Published January 18, 2022 at 12:36 pm

Hamilton paramedics, Christopher Marchant and Steven Snively were found guilty of failing to provide the necessaries of life to Yosif Al-Hasnawi (pictured), who was shot and killed.

Two Hamilton paramedics who treated a fatally wounded teen as though he had suffered a minor injury will serve an 18-month sentence in the community.

Ontario Superior Court Justice Harrison Arrell handed out his sentence Tuesday (Jan. 18) in the case of Christopher Marchant and Steven Snively, who were found guilty last year of failing to provide the necessaries of life to Yosif Al-Hasnawi.

Prosecutors alleged that the pair approached Al-Hasnawi on the night of Dec. 2, 2017, with the “preconceived notion” he had only a superficial injury from a BB or pellet gun.

But the 19-year-old had in fact been shot with a handgun and died in hospital about an hour later.

In his ruling today, Arrell says that while the paramedics’ moral blameworthiness is “significant” because they did not follow their training, the pair did not cause Yosif’s injuries or intend to treat him negligently.

Marchant and Snively must spend the first six months of their sentence at home except for medical care and other approved appointments, and will have a curfew for the remaining 12 months.

They must also perform 150 hours of community service in the last year of their sentence.

The shooting happened after Al-Haswani, and his family members and friends had attended evening prayers at a mosque. After departing, they intervened to try to stop two people who were allegedly accosting an older man nearby. That led to Al-Haswani being shot in the abdomen.

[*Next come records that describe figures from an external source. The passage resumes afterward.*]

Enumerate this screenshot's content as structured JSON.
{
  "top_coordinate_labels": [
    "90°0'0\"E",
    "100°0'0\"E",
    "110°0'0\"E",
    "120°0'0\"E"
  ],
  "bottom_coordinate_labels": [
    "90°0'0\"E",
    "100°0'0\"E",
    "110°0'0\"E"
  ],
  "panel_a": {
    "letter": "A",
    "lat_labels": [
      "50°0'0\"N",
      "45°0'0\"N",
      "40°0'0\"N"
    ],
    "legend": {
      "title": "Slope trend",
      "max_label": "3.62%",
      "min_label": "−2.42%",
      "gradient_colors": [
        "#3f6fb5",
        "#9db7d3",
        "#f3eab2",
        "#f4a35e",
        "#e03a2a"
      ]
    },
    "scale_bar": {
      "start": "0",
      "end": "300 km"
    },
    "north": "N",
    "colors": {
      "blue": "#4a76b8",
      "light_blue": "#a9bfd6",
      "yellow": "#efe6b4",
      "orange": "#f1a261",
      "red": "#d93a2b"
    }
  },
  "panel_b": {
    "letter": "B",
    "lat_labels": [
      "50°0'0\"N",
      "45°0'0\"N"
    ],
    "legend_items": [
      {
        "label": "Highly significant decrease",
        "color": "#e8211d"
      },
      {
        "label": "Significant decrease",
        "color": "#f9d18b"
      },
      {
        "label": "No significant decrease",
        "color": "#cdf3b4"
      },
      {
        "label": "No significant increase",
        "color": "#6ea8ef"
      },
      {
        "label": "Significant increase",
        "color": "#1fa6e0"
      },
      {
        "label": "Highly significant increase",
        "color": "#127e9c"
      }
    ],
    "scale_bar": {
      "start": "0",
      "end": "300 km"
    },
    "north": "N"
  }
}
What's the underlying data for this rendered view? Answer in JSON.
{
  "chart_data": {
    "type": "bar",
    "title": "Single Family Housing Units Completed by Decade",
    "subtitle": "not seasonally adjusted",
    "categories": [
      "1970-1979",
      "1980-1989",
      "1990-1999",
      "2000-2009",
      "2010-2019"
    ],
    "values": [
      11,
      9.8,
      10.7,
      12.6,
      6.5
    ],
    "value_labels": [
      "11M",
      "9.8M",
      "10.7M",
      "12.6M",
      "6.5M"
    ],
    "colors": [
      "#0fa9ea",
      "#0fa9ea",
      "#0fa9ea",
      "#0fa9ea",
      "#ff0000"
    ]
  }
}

He was not rushed to a trauma centre, which Justice Harrison Arrell found would have been necessary in order to increase his chances of survival. Marchant and Snively’s defence counsel argued that they believed the teenager had a pellet gun wound.

Numerous witnesses told the court and Justice Arrell that the paramedics took too long to treat Al-Haswani and transport him. He was also not taken to a trauma centre.